Concluyamos con una bellísima interpretación de san Agustín sobre este salmo. Con todo realismo nos dice que ciertamente podemos tener enemigos que nos hagan sufrir, hermanos que, por celos o envidias, se vuelven enemigos. A veces es más fácil soportar al Enemigo con mayúscula (el demonio) que al enemigo de carne y hueso que está a mi lado. El mismo salmo lo dice: “si me enemigo me injuriase lo aguantaría, pero eres tú mi compañero, mi amigo y confidente; juntos íbamos a la Casa de Dios”. Pero Agustín dice que detrás de este enemigo humano está siempre el Enemigo más grande que quiere que caigamos por el odio en sus redes. Cuando acumulamos ira o rabia contra hermano que me hace sufrir, de repente caemos en el odio y entonces sí que habrá sido un triunfo del enemigo. Pero si nos volvemos a Dios y rezamos y le pedimos que nos ayude, que él tome las riendas, que nos enseñe a sacar fruto de ese sufrimiento, que nos haga amar a aquél que se ha vuelto mi enemigo, el triunfo será de Dios, el amor de Dios que triunfa en nuestros corazones. Es por eso que debemos rezar siempre. La oración todo lo cambia y transforma y nos asegura el triunfo del amor. He aquí el texto de Agustín:
“El cristiano no debe odiar a aquél que lo hace sufrir, sino más bien debe entregarse a la oración para no perder el amor. Pues no debemos temer que el enemigo cause algún mal. Hablará contra ti, te ultrajará, se ensañará con injurias; pero a ti, ¿qué te importa? “Gozaos – dice el Señor – y regocijaos porque es grande vuestra recompensa en los cielos”. El enemigo acumula en la tierra injurias, tú tesoros en el cielo. podrá causarte algún mal mayor; tú, a quien se dice: No temáis a los que matan el cuerpo y no pueden matar el alma, estate seguro. ¿Qué debes temer cuando soportas al enemigo? Que mate el amor con que le amas. Imagínate a un enemigo declarado que desee de ti lo que ve, lo mundano, y a otro enemigo oculto que desee algún bien tuyo oculto y se esfuerza por arrebatar y destruir tus tesoros interiores. El hombre, es el enemigo que se, el diablo, el que no se ve. El enemigo a quien ves pretende abatirte en lo que le aventajas.
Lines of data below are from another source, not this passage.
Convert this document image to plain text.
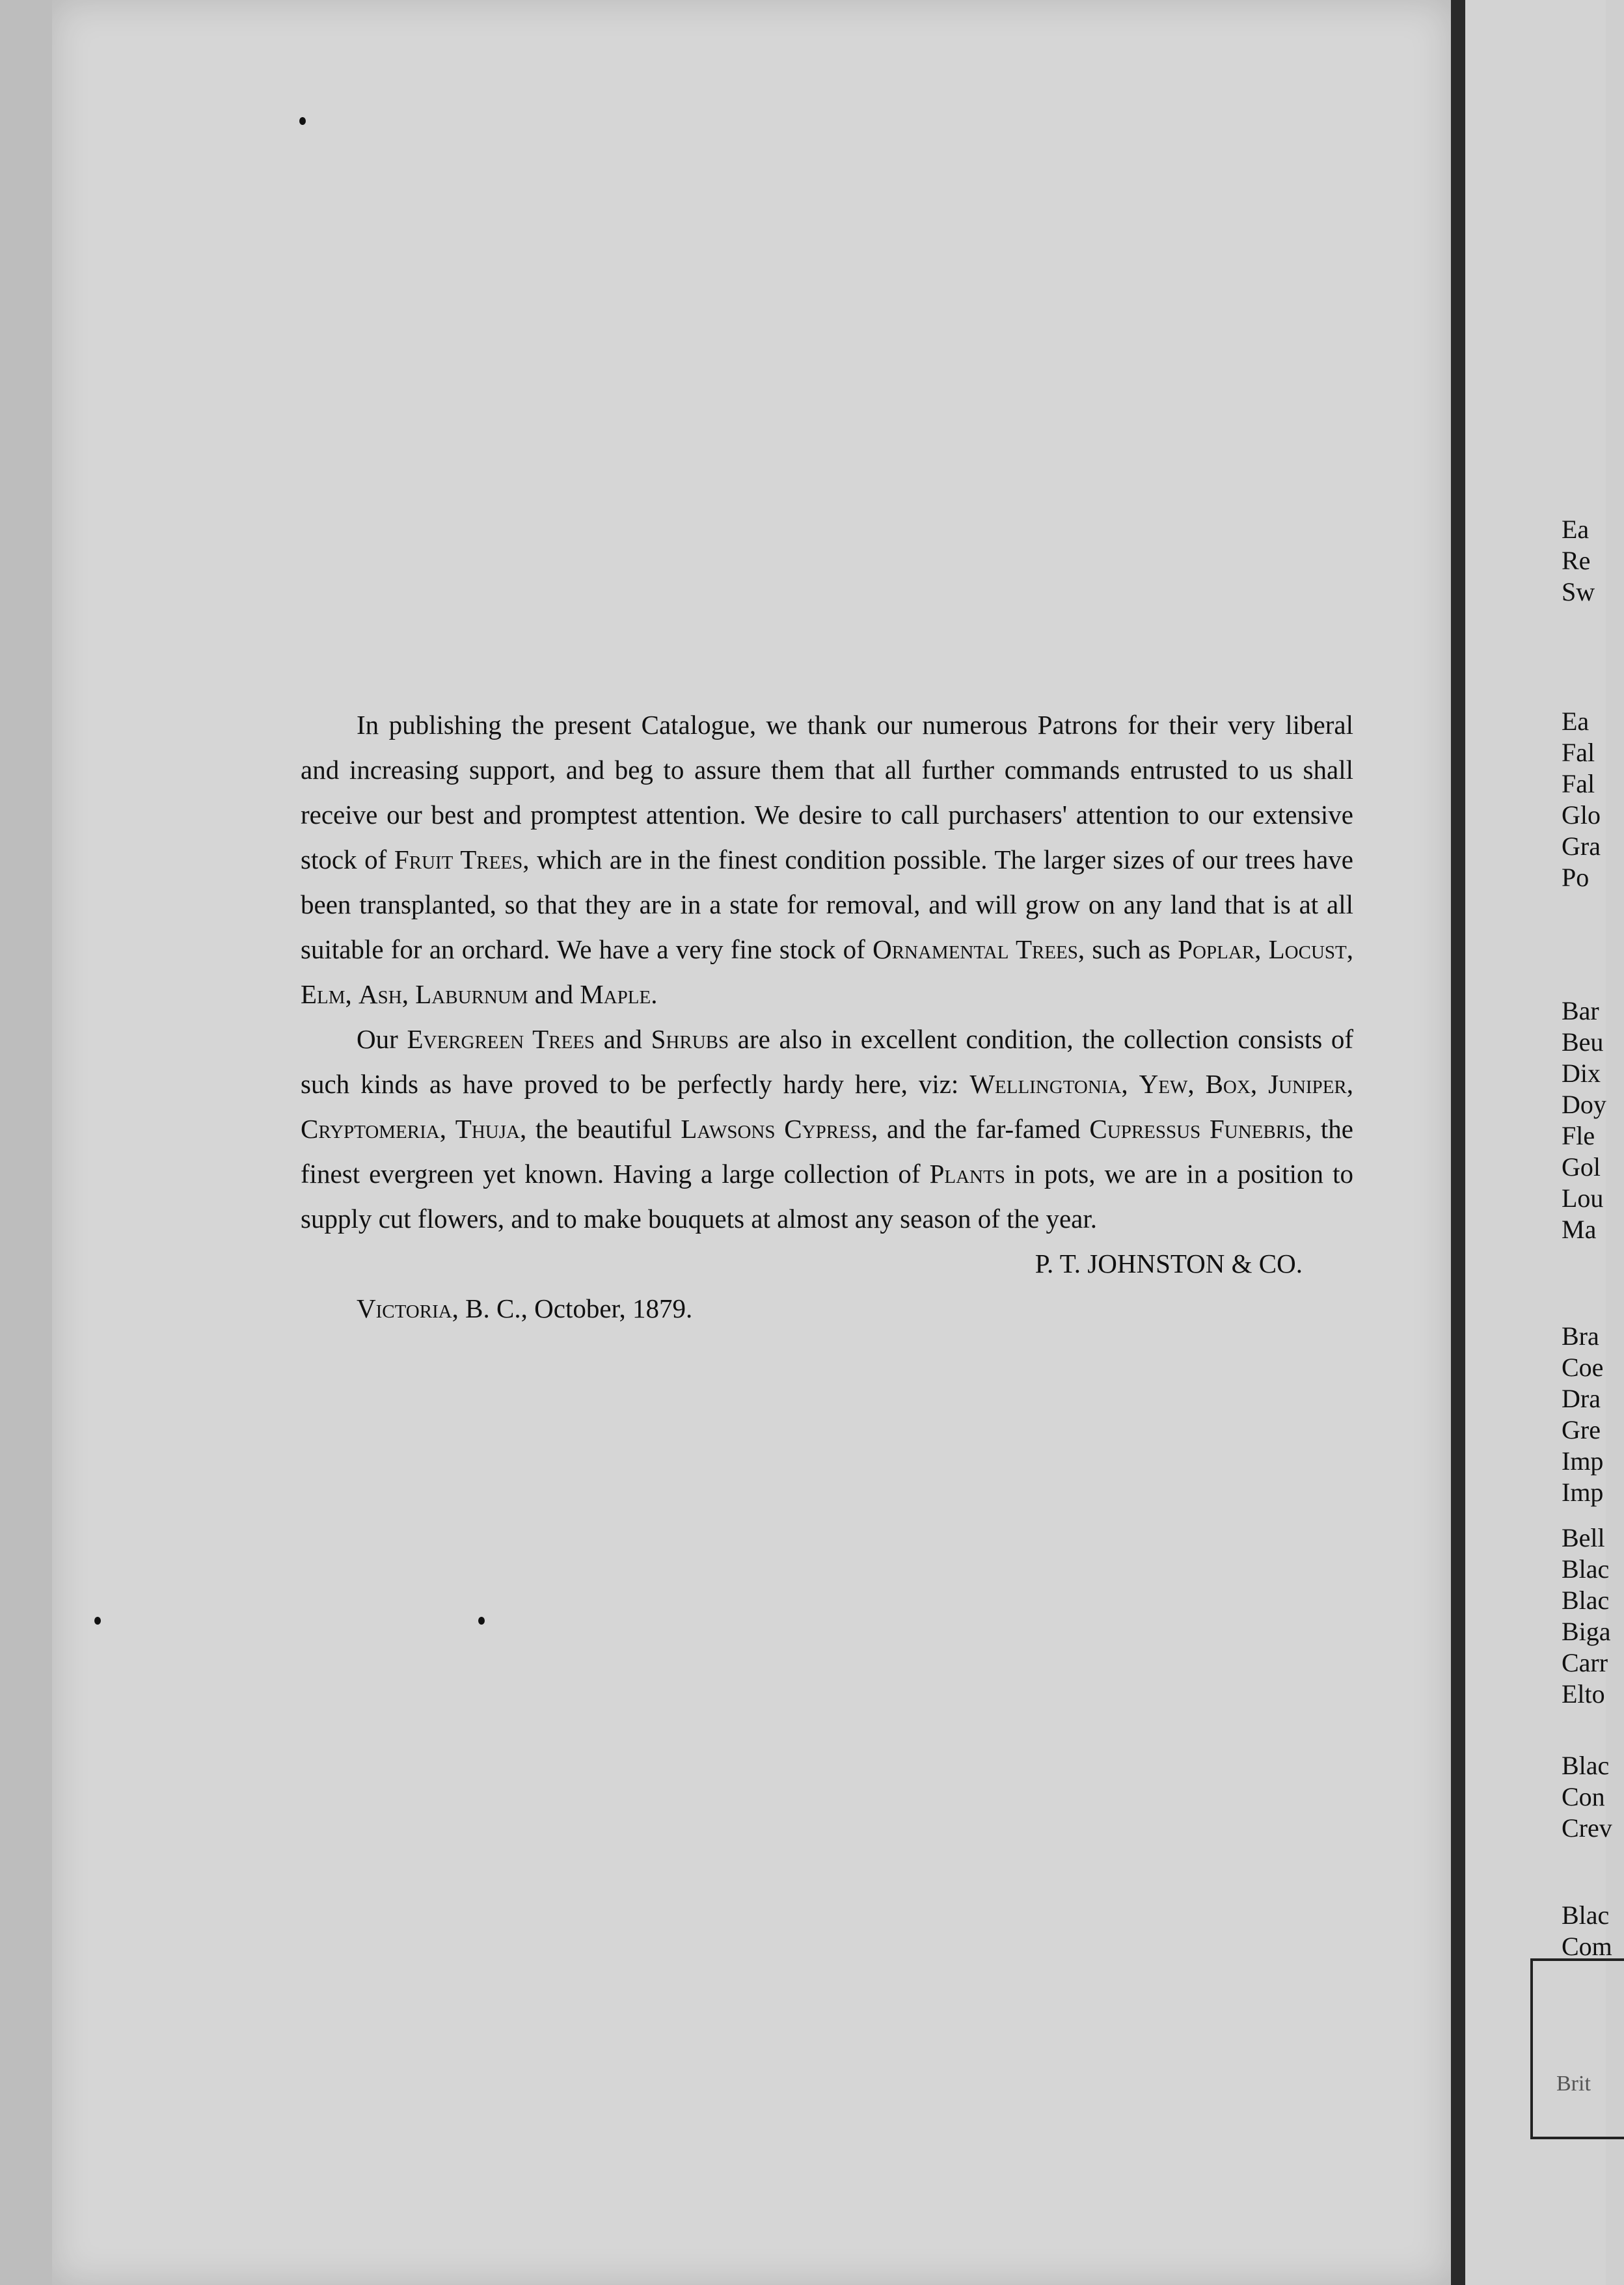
In publishing the present Catalogue, we thank our numerous Patrons for their very liberal and increasing support, and beg to assure them that all further commands entrusted to us shall receive our best and promptest attention. We desire to call purchasers' attention to our extensive stock of Fruit Trees, which are in the finest condition possible. The larger sizes of our trees have been transplanted, so that they are in a state for removal, and will grow on any land that is at all suitable for an orchard. We have a very fine stock of Ornamental Trees, such as Poplar, Locust, Elm, Ash, Laburnum and Maple.

Our Evergreen Trees and Shrubs are also in excellent condition, the collection consists of such kinds as have proved to be perfectly hardy here, viz: Wellingtonia, Yew, Box, Juniper, Cryptomeria, Thuja, the beautiful Lawsons Cypress, and the far-famed Cupressus Funebris, the finest evergreen yet known. Having a large collection of Plants in pots, we are in a position to supply cut flowers, and to make bouquets at almost any season of the year.

P. T. JOHNSTON & CO.
Victoria, B. C., October, 1879.
Ea
Re
Sw
Ea
Fal
Fal
Glo
Gra
Po
Bar
Beu
Dix
Doy
Fle
Gol
Lou
Ma
Bra
Coe
Dra
Gre
Imp
Imp
Bell
Blac
Blac
Biga
Carr
Elto
Blac
Con
Crev
Blac
Com
Brit
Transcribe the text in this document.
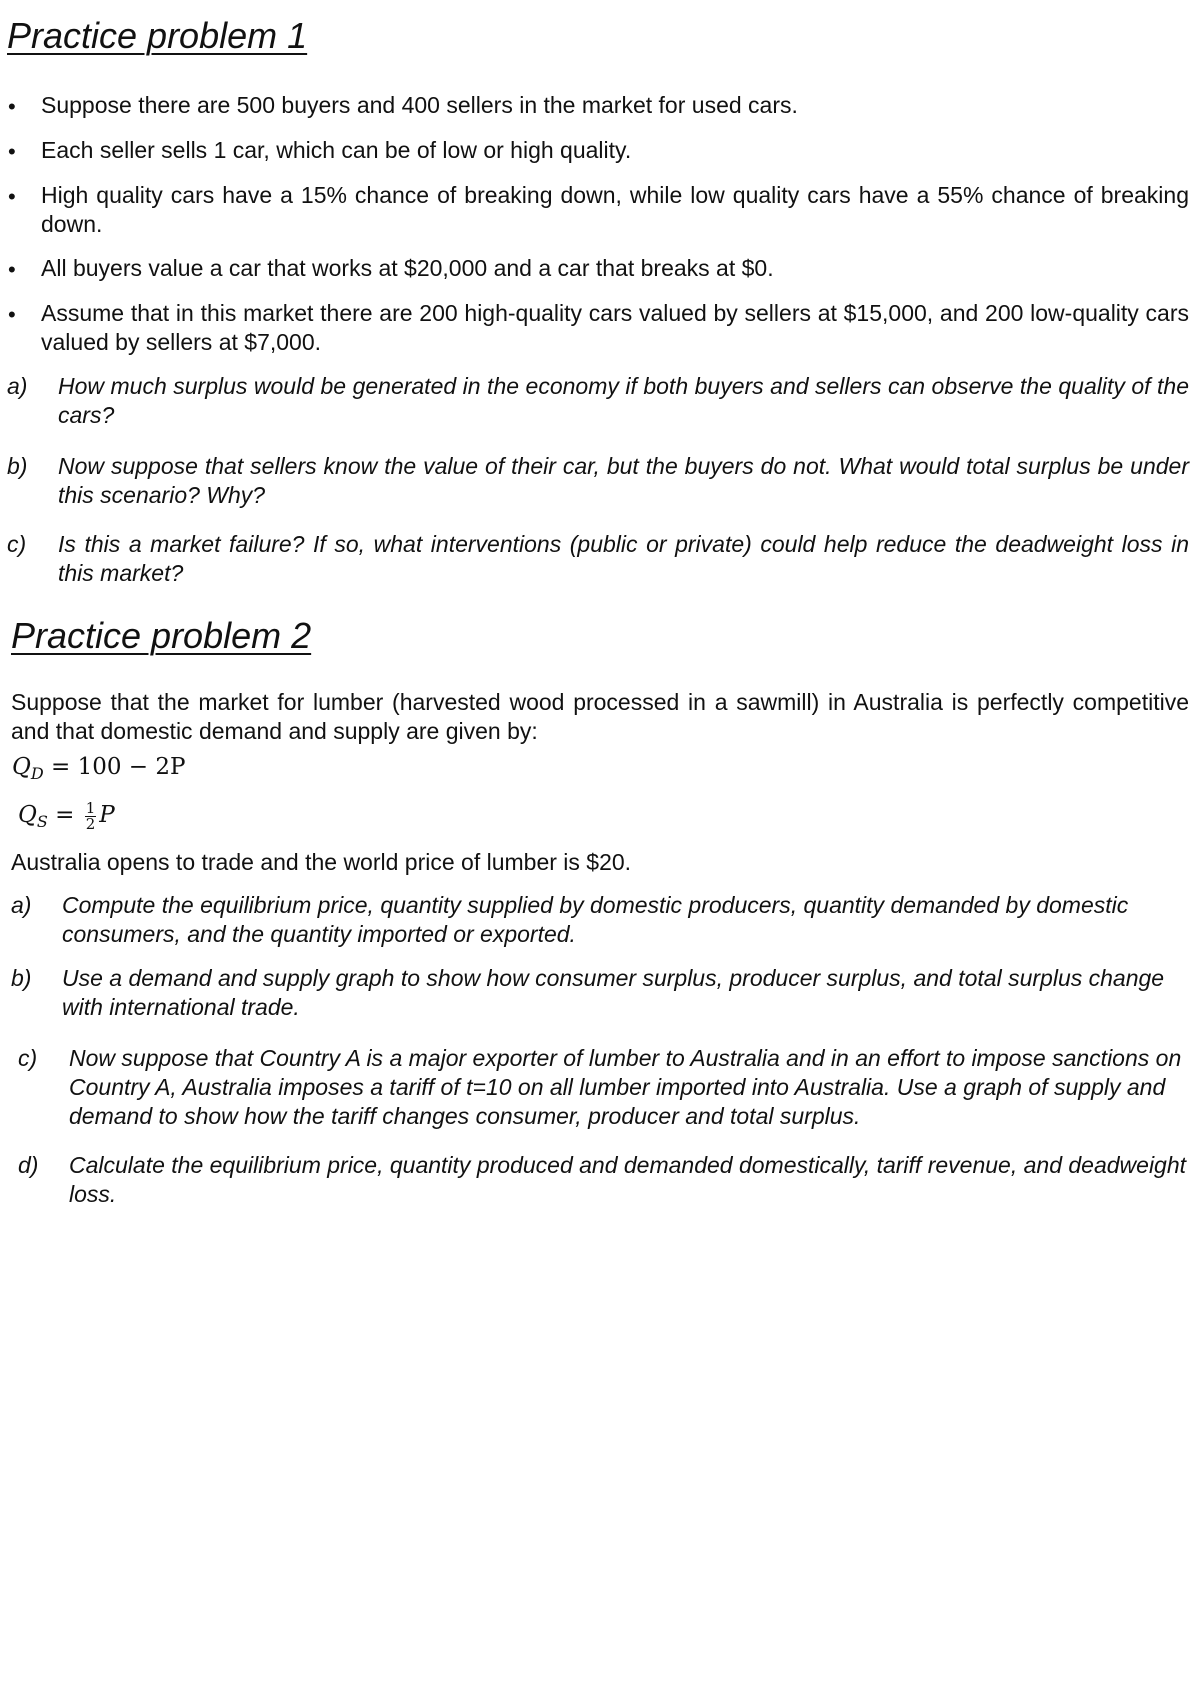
Practice problem 1
• Suppose there are 500 buyers and 400 sellers in the market for used cars.

• Each seller sells 1 car, which can be of low or high quality.

• High quality cars have a 15% chance of breaking down, while low quality cars have a 55% chance of breaking down.

• All buyers value a car that works at $20,000 and a car that breaks at $0.

• Assume that in this market there are 200 high-quality cars valued by sellers at $15,000, and 200 low-quality cars valued by sellers at $7,000.

a) How much surplus would be generated in the economy if both buyers and sellers can observe the quality of the cars?

b) Now suppose that sellers know the value of their car, but the buyers do not. What would total surplus be under this scenario? Why?

c) Is this a market failure? If so, what interventions (public or private) could help reduce the deadweight loss in this market?

Practice problem 2

Suppose that the market for lumber (harvested wood processed in a sawmill) in Australia is perfectly competitive and that domestic demand and supply are given by:

$Q_D = 100 - 2P$
$Q_S = \frac{1}{2}$ P

Australia opens to trade and the world price of lumber is $20.

a) Compute the equilibrium price, quantity supplied by domestic producers, quantity demanded by domestic consumers, and the quantity imported or exported.

b) Use a demand and supply graph to show how consumer surplus, producer surplus, and total surplus change with international trade.

c) Now suppose that Country A is a major exporter of lumber to Australia and in an effort to impose sanctions on Country A, Australia imposes a tariff of t=10 on all lumber imported into Australia. Use a graph of supply and demand to show how the tariff changes consumer, producer and total surplus.

d) Calculate the equilibrium price, quantity produced and demanded domestically, tariff revenue, and deadweight loss.
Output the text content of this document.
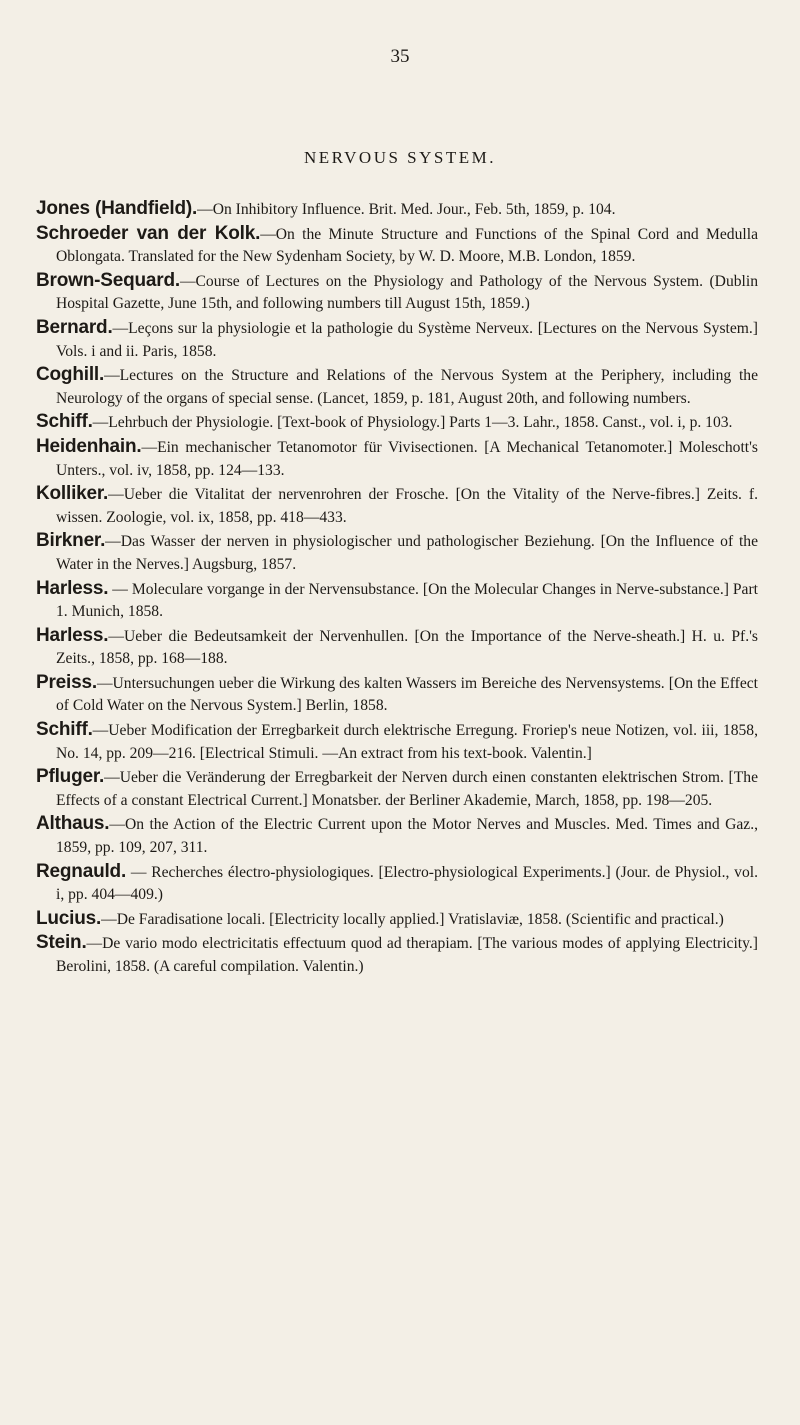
35
NERVOUS SYSTEM.

Jones (Handfield).—On Inhibitory Influence. Brit. Med. Jour., Feb. 5th, 1859, p. 104.

Schroeder van der Kolk.—On the Minute Structure and Functions of the Spinal Cord and Medulla Oblongata. Translated for the New Sydenham Society, by W. D. Moore, M.B. London, 1859.

Brown-Sequard.—Course of Lectures on the Physiology and Pathology of the Nervous System. (Dublin Hospital Gazette, June 15th, and following numbers till August 15th, 1859.)

Bernard.—Leçons sur la physiologie et la pathologie du Système Nerveux. [Lectures on the Nervous System.] Vols. i and ii. Paris, 1858.

Coghill.—Lectures on the Structure and Relations of the Nervous System at the Periphery, including the Neurology of the organs of special sense. (Lancet, 1859, p. 181, August 20th, and following numbers.

Schiff.—Lehrbuch der Physiologie. [Text-book of Physiology.] Parts 1—3. Lahr., 1858. Canst., vol. i, p. 103.

Heidenhain.—Ein mechanischer Tetanomotor für Vivisectionen. [A Mechanical Tetanomoter.] Moleschott's Unters., vol. iv, 1858, pp. 124—133.

Kolliker.—Ueber die Vitalitat der nervenrohren der Frosche. [On the Vitality of the Nerve-fibres.] Zeits. f. wissen. Zoologie, vol. ix, 1858, pp. 418—433.

Birkner.—Das Wasser der nerven in physiologischer und pathologischer Beziehung. [On the Influence of the Water in the Nerves.] Augsburg, 1857.

Harless. — Moleculare vorgange in der Nervensubstance. [On the Molecular Changes in Nerve-substance.] Part 1. Munich, 1858.

Harless.—Ueber die Bedeutsamkeit der Nervenhullen. [On the Importance of the Nerve-sheath.] H. u. Pf.'s Zeits., 1858, pp. 168—188.

Preiss.—Untersuchungen ueber die Wirkung des kalten Wassers im Bereiche des Nervensystems. [On the Effect of Cold Water on the Nervous System.] Berlin, 1858.

Schiff.—Ueber Modification der Erregbarkeit durch elektrische Erregung. Froriep's neue Notizen, vol. iii, 1858, No. 14, pp. 209—216. [Electrical Stimuli. —An extract from his text-book. Valentin.]

Pfluger.—Ueber die Veränderung der Erregbarkeit der Nerven durch einen constanten elektrischen Strom. [The Effects of a constant Electrical Current.] Monatsber. der Berliner Akademie, March, 1858, pp. 198—205.

Althaus.—On the Action of the Electric Current upon the Motor Nerves and Muscles. Med. Times and Gaz., 1859, pp. 109, 207, 311.

Regnauld. — Recherches électro-physiologiques. [Electro-physiological Experiments.] (Jour. de Physiol., vol. i, pp. 404—409.)

Lucius.—De Faradisatione locali. [Electricity locally applied.] Vratislaviæ, 1858. (Scientific and practical.)

Stein.—De vario modo electricitatis effectuum quod ad therapiam. [The various modes of applying Electricity.] Berolini, 1858. (A careful compilation. Valentin.)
Por ejemplo, si le superas en riquezas, intenta empobrecerte; si en honor, desea humillarte; si en valor, quiere debilitarte; sólo mira en ti el modo de arruinarte o de despojarte de aquello por lo que le aventajas. El enemigo oculto te quiere despojar de aquello por lo que es vencido. El hombre supera al hombre en bienestar humano; al demonio, en el amor al enemigo. Procura conservar en tu corazón el amor al enemigo, por el cual vences al diablo”.